Need some advise if i am using the wrong nodes or is my settings wrong? its strange the (model llama3.1:latest) run took so long just does not make any sense.

Anyway just uploaded my computer specs. I am using a Thinkpad X1

I dont have any dedicated GPU graphics card, just a standard business laptop with 32gb ram

MartinDDDD · August 14, 2024, 4:33am

Thanks for sharing more information!

I was asking this question about hardware for two reasons:

to see if you have a GPU strong enough to run a 8b model with decent inference times
if 1) is a yes to identify potential problems Ollama may have in using that GPU

I’m afraid to say that without a NVIDIA GPU with at least 8GB VRAM it is not unheard of that it takes ages for a model running only on CPU to take ages… without GPU I don’t think you will get to acceptable response speeds when hosting locally.
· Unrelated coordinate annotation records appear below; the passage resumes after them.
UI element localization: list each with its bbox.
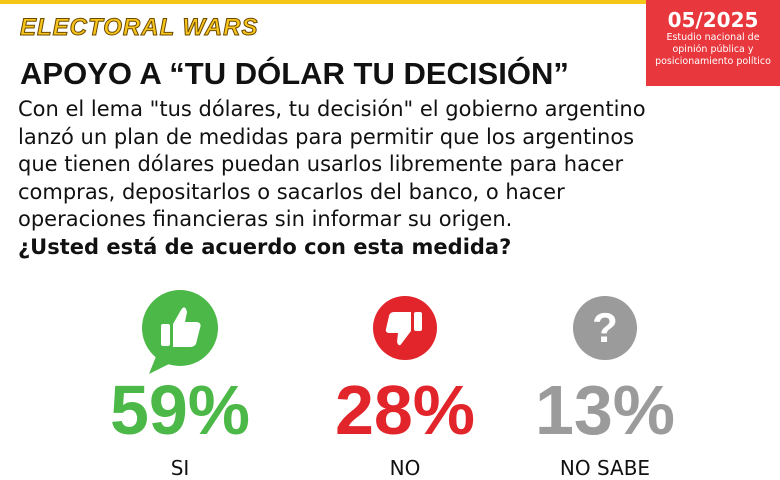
date: 05/2025: [667, 8, 759, 32]
body-line: Con el lema "tus dólares, tu decisión" e…: [18, 97, 646, 121]
title: APOYO A “TU DÓLAR TU DECISIÓN”: [20, 56, 569, 91]
body-line: compras, depositarlos o sacarlos del ban…: [18, 179, 565, 204]
svg-text:?: ?: [592, 304, 618, 351]
body-line: que tienen dólares puedan usarlos librem…: [18, 152, 624, 176]
source: Estudio nacional de opinión pública y posi…: [646, 32, 780, 68]
body-line: lanzó un plan de medidas para permitir q…: [18, 124, 635, 149]
top-line: [0, 0, 780, 4]
source-line: posicionamiento político: [655, 56, 771, 67]
percentage: 13%: [534, 371, 676, 449]
result-label: NO: [389, 456, 421, 480]
result-label: NO SABE: [559, 456, 651, 480]
result: 28% NO: [305, 288, 505, 480]
source-line: Estudio nacional de: [666, 32, 760, 43]
percentage: 28%: [334, 371, 476, 449]
date-badge: 05/2025 Estudio nacional de opinión públi…: [646, 0, 780, 86]
body: Con el lema "tus dólares, tu decisión" e…: [18, 96, 646, 261]
brand: ELECTORAL WARS: [19, 14, 259, 42]
percentage: 59%: [109, 371, 251, 449]
body-line: operaciones financieras sin informar su …: [18, 207, 513, 231]
result: ? 13% NO SABE: [505, 288, 705, 480]
icon-thumbs-down: [373, 296, 437, 360]
icon-thumbs-up: [142, 290, 218, 374]
question: ¿Usted está de acuerdo con esta medida?: [18, 234, 512, 259]
result: 59% SI: [80, 288, 280, 480]
source-line: opinión pública y: [672, 44, 754, 55]
icon-question: ?: [573, 296, 637, 360]
result-label: SI: [170, 456, 190, 480]
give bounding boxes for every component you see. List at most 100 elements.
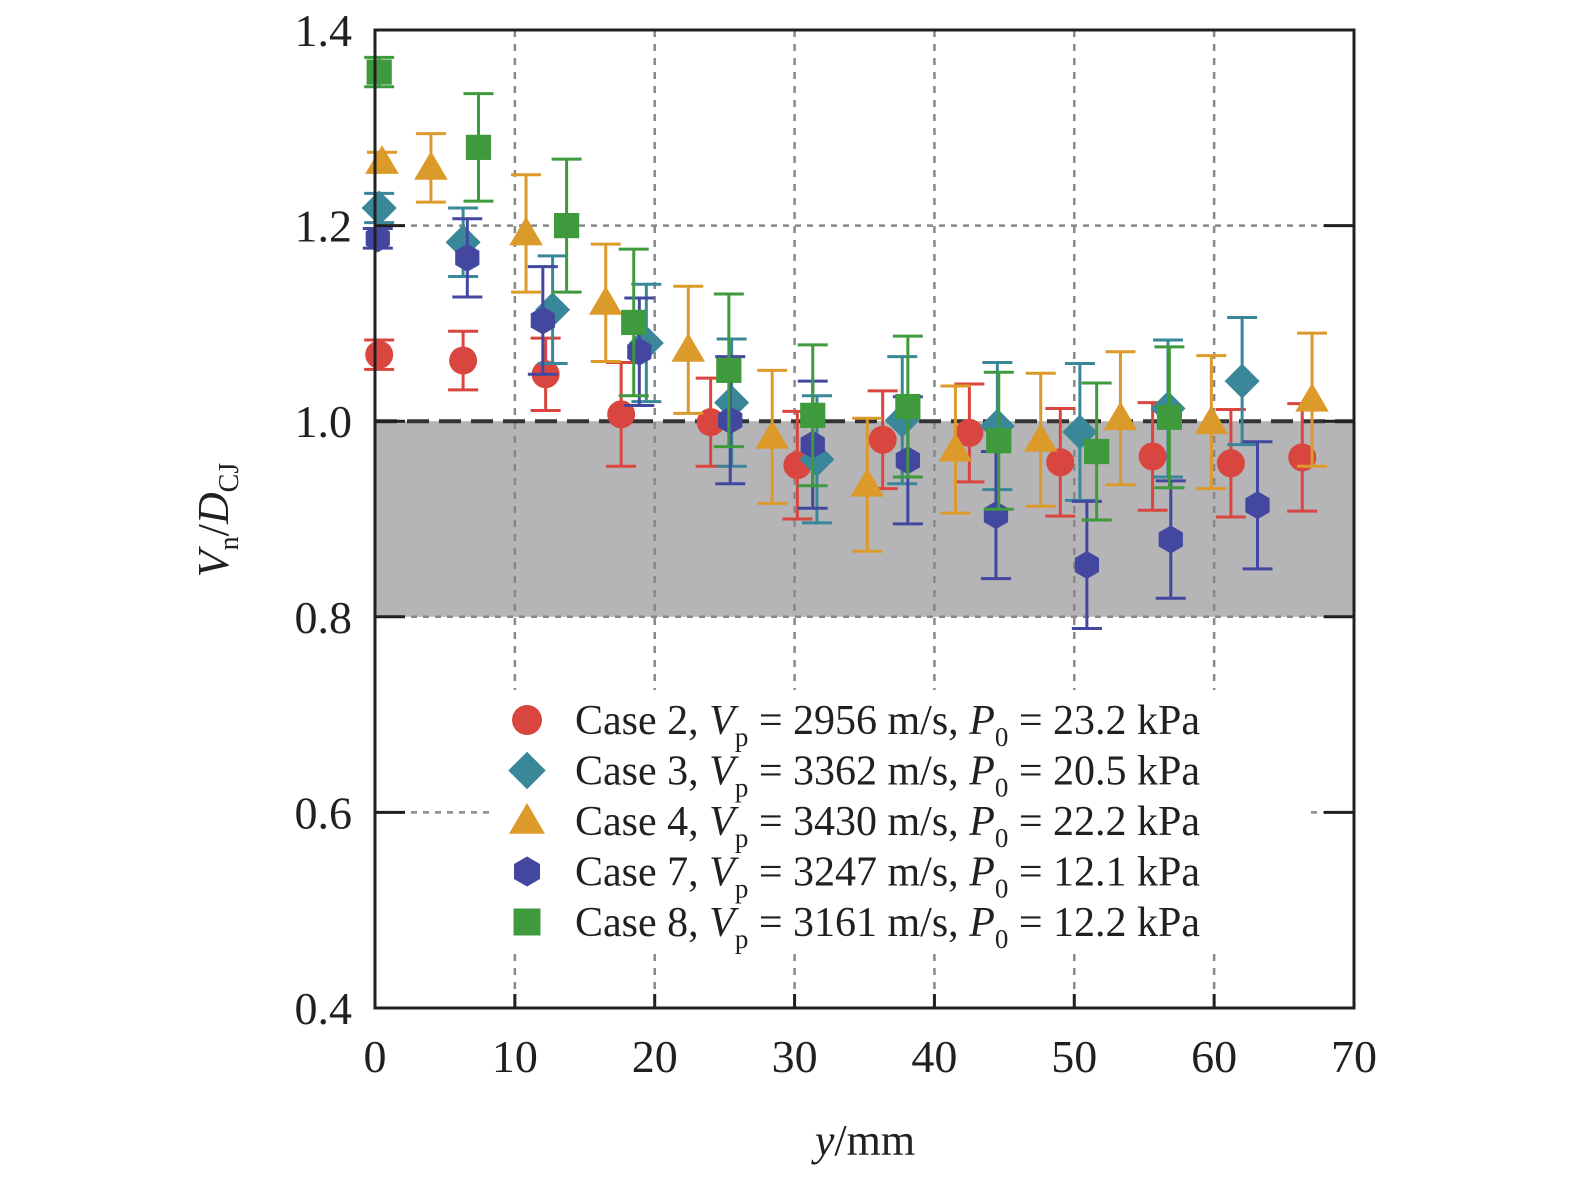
data-point: [1046, 448, 1075, 477]
data-point: [1074, 550, 1099, 579]
data-point: [986, 428, 1012, 454]
x-tick-label: 50: [1051, 1031, 1097, 1082]
data-point: [588, 286, 623, 315]
legend-label-part: Case 4,: [575, 799, 709, 845]
data-point: [365, 340, 394, 369]
data-point: [1288, 443, 1317, 472]
legend-label-part: P: [968, 799, 995, 845]
data-point: [366, 59, 392, 85]
data-point: [696, 408, 725, 437]
legend-marker: [512, 705, 542, 735]
legend-label-part: p: [735, 773, 749, 803]
x-tick-label: 70: [1331, 1031, 1377, 1082]
legend-label-part: V: [709, 900, 739, 946]
data-point: [465, 134, 492, 160]
data-point: [955, 418, 984, 447]
legend-label-part: = 12.2 kPa: [1008, 900, 1200, 946]
data-point: [530, 306, 555, 335]
legend-label-part: = 22.2 kPa: [1008, 799, 1200, 845]
data-point: [449, 346, 478, 375]
legend-background: [490, 690, 1310, 950]
legend-label-part: = 3161 m/s,: [748, 900, 969, 946]
legend-label: Case 2, Vp = 2956 m/s, P0 = 23.2 kPa: [575, 698, 1200, 752]
series-case-4: [365, 132, 1329, 553]
legend-label-part: Case 2,: [575, 698, 709, 744]
data-point: [1216, 449, 1245, 478]
data-point: [1138, 442, 1167, 471]
legend-label: Case 8, Vp = 3161 m/s, P0 = 12.2 kPa: [575, 900, 1200, 954]
legend-label-part: Case 7,: [575, 850, 709, 896]
data-point: [455, 243, 480, 272]
legend-label-part: Case 3,: [575, 749, 709, 795]
legend-label-part: V: [709, 749, 739, 795]
data-point: [868, 425, 897, 454]
legend-label-part: p: [735, 924, 749, 954]
data-point: [1158, 525, 1183, 554]
data-point: [361, 190, 397, 226]
legend-marker: [508, 751, 546, 790]
legend-label-part: = 3362 m/s,: [748, 749, 969, 795]
x-axis-label: y/mm: [811, 1116, 915, 1165]
x-tick-label: 10: [492, 1031, 538, 1082]
legend-marker: [513, 908, 541, 936]
legend-marker: [509, 803, 545, 834]
axes-layer: 0 10 20 30 40 50 60 70 0.4 0.6 0.8 1.0 1.2 1.4: [295, 5, 1378, 1082]
data-point: [554, 213, 580, 239]
legend-label-part: P: [968, 698, 995, 744]
legend: Case 2, Vp = 2956 m/s, P0 = 23.2 kPaCase…: [490, 690, 1310, 954]
legend-label-part: P: [968, 749, 995, 795]
legend-label-part: = 20.5 kPa: [1008, 749, 1200, 795]
shaded-band: [375, 421, 1354, 617]
data-point: [445, 224, 481, 260]
data-point: [1194, 405, 1229, 435]
data-point: [1245, 491, 1270, 520]
data-point: [621, 309, 647, 336]
y-tick-label: 0.6: [295, 787, 353, 838]
x-tick-label: 0: [364, 1031, 387, 1082]
data-point: [365, 224, 390, 253]
legend-marker: [514, 856, 540, 887]
y-tick-label: 1.0: [295, 396, 353, 447]
plot-frame: [373, 28, 1356, 1010]
legend-label-part: = 2956 m/s,: [748, 698, 969, 744]
data-point: [607, 400, 636, 429]
data-point: [755, 420, 789, 449]
data-point: [938, 432, 973, 462]
series-case-8: [364, 55, 1185, 522]
legend-label: Case 4, Vp = 3430 m/s, P0 = 22.2 kPa: [575, 799, 1200, 853]
legend-label-part: 0: [995, 924, 1009, 954]
legend-label-part: = 23.2 kPa: [1008, 698, 1200, 744]
legend-label-part: V: [709, 850, 739, 896]
legend-label-part: P: [968, 850, 995, 896]
x-tick-label: 60: [1191, 1031, 1237, 1082]
legend-label: Case 3, Vp = 3362 m/s, P0 = 20.5 kPa: [575, 749, 1200, 803]
legend-label: Case 7, Vp = 3247 m/s, P0 = 12.1 kPa: [575, 850, 1200, 904]
legend-label-part: = 12.1 kPa: [1008, 850, 1200, 896]
data-point: [895, 393, 921, 420]
data-point: [1023, 422, 1058, 452]
data-point: [1084, 438, 1110, 465]
legend-label-part: P: [968, 900, 995, 946]
y-tick-label: 1.4: [295, 5, 353, 56]
data-point: [671, 333, 706, 362]
legend-label-part: 0: [995, 823, 1009, 853]
data-layer: [361, 55, 1329, 631]
y-tick-label: 0.4: [295, 983, 353, 1034]
legend-label-part: V: [709, 698, 739, 744]
data-point: [365, 145, 399, 174]
legend-label-part: p: [735, 823, 749, 853]
x-tick-label: 30: [772, 1031, 818, 1082]
x-tick-label: 40: [911, 1031, 957, 1082]
data-point: [509, 216, 543, 246]
legend-label-part: = 3430 m/s,: [748, 799, 969, 845]
y-tick-label: 0.8: [295, 592, 353, 643]
data-point: [800, 402, 826, 428]
legend-label-part: 0: [995, 773, 1009, 803]
legend-label-part: p: [735, 874, 749, 904]
legend-label-part: 0: [995, 722, 1009, 752]
legend-label-part: = 3247 m/s,: [748, 850, 969, 896]
legend-label-part: V: [709, 799, 739, 845]
data-point: [1295, 382, 1329, 412]
y-axis-label: Vn/DCJ: [189, 463, 245, 578]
Maybe check out huggingface.com if you can set up an endpoint via pay as you go to run opensource models instead…

mlauber71 · August 14, 2024, 4:44am

@bluecar007 you will have to be clear about what is running on your machine and what is running on the infrastructure of OpenAI/ChatGPT - there will be massive differences. Also for the question of privacy if the data leaves your environment or not.

Also local models come in different sizes.

I have quite good local results with Apple Silicon machines, the M1-M3 processors which integrate GPU and CPU and which GPT4All can use.

system · November 12, 2024, 4:44am

This topic was automatically closed 90 days after the last reply. New replies are no longer allowed.